Około 2 w poniedziałek przyszedł wiatr i odkręcał tak jak w prognozie .
W radiowej prognozie pogody zapowiadali rano 4-5 B rosnące do 5-6 .
Na to czekaliśmy czyli START.

Trochę niepokoiły nas informacje o zmianie prognoz jakie otrzymywaliśmy telefonicznie ale kości zostały rzucone (nagliły także zobowiązania zawodowe – nie mogliśmy odkładać startu).

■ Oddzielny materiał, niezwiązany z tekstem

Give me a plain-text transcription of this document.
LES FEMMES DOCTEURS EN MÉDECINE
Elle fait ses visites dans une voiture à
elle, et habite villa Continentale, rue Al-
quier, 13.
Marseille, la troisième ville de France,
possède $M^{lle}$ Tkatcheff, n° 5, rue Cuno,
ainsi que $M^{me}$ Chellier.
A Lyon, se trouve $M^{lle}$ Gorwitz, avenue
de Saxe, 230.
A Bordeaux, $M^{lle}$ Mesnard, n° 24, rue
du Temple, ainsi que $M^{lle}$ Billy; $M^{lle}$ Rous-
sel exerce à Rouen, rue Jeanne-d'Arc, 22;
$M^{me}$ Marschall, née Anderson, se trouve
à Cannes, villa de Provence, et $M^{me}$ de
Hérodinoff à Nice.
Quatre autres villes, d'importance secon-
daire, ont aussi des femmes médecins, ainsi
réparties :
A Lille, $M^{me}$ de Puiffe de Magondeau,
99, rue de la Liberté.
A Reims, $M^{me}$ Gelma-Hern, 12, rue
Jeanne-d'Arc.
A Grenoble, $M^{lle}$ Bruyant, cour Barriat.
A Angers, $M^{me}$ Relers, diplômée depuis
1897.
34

Wyszliśmy na morze , wiało do 4 B z NW , postawiliśmy grota 23 m i foka 19 m i o 08.16 przeszliśmy linie startu , po krótkim czasie foka zamieniliśmy na spinakera 50 m. Mieliśmy szybkość na poziomie 6 w. Dobrze szło za Dziwnów ale potem zaczęło siadać i wiało do 2B z W martwą falą . Szybkość spadła tragicznie , po ok. 4 godzinach wzrosło do 3B no i zanikła częściowo fala , pojechaliśmy ok. 4w za Kołobrzeg , jak dochodziliśmy do Gąsek zaszło słońce i skończył się wiatr, ale za to zostało zafalowanie. Tragedia – w nocy w 6 godzin przepłynęliśmy 7 mil.

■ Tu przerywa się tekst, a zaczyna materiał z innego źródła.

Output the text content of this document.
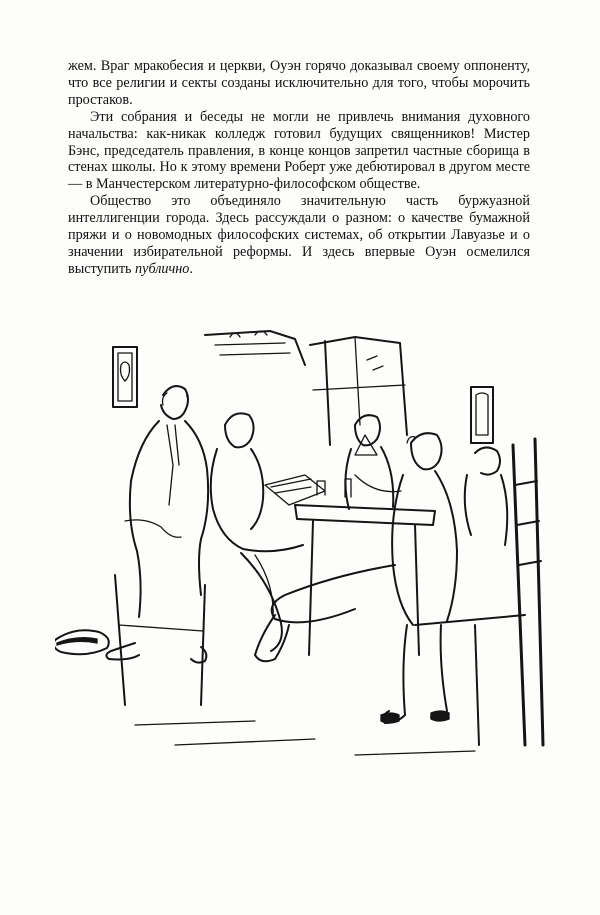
жем. Враг мракобесия и церкви, Оуэн горячо доказывал своему оппоненту, что все религии и секты созданы исключительно для того, чтобы морочить простаков.

Эти собрания и беседы не могли не привлечь внимания духовного начальства: как-никак колледж готовил будущих священников! Мистер Бэнс, председатель правления, в конце концов запретил частные сборища в стенах школы. Но к этому времени Роберт уже дебютировал в другом месте — в Манчестерском литературно-философском обществе.

Общество это объединяло значительную часть буржуазной интеллигенции города. Здесь рассуждали о разном: о качестве бумажной пряжи и о новомодных философских системах, об открытии Лавуазье и о значении избирательной реформы. И здесь впервые Оуэн осмелился выступить публично.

Wiatr zaczął wracać z NW odkręcając na W około 3 w nocy  i po godzinie przekraczało 5 B i zmieniliśmy spinakera na 32 metrowego. Słońce, wiatr i fala , zimno ale szybkość do 8 w poślizgach na fali. Po półtorej godzinie ustabilizowało się 5 B i znowu przeszliśmy na spinakera 50m.
Tak było do Władysławowa.

Tam przykopało i pędziliśmy na falach do 9w. Skręcając wzdłuż półwyspu zrzuciliśmy spinakera i postawiliśmy foka 19 m , przeszliśmy do półwiatru a było koło 6 B. Równocześnie radio nadało ostrzeżenie przed silnym wiatrem 7 – 8 B. No i pędziła na nas całkiem groźna chmurka. Zmieniliśmy grota na 13 metrowego.
Mieliśmy do Helu ok. 10 mil kiedy znowu zmieniliśmy grota , tym razem na 20 m. i na takim zestawie jechaliśmy już do końca.
Od Helu pędziliśmy bejdewindem do Górek a prędkość nie schodziła poniżej 5 w i przy 4 B przekraczała 7w.
Tak wpadliśmy na metę o 21.01 we wtorek.
Przed główkami czekał na nas komitet powitalny na jachtach i zrobiło mi się bardzo ciepło na sercu szczególnie wtedy , kiedy okrzykami i sygnałami dawali nam znać , że cieszą się razem z nami. Rekord został ustanowiony-  36 godzin i 45 minut .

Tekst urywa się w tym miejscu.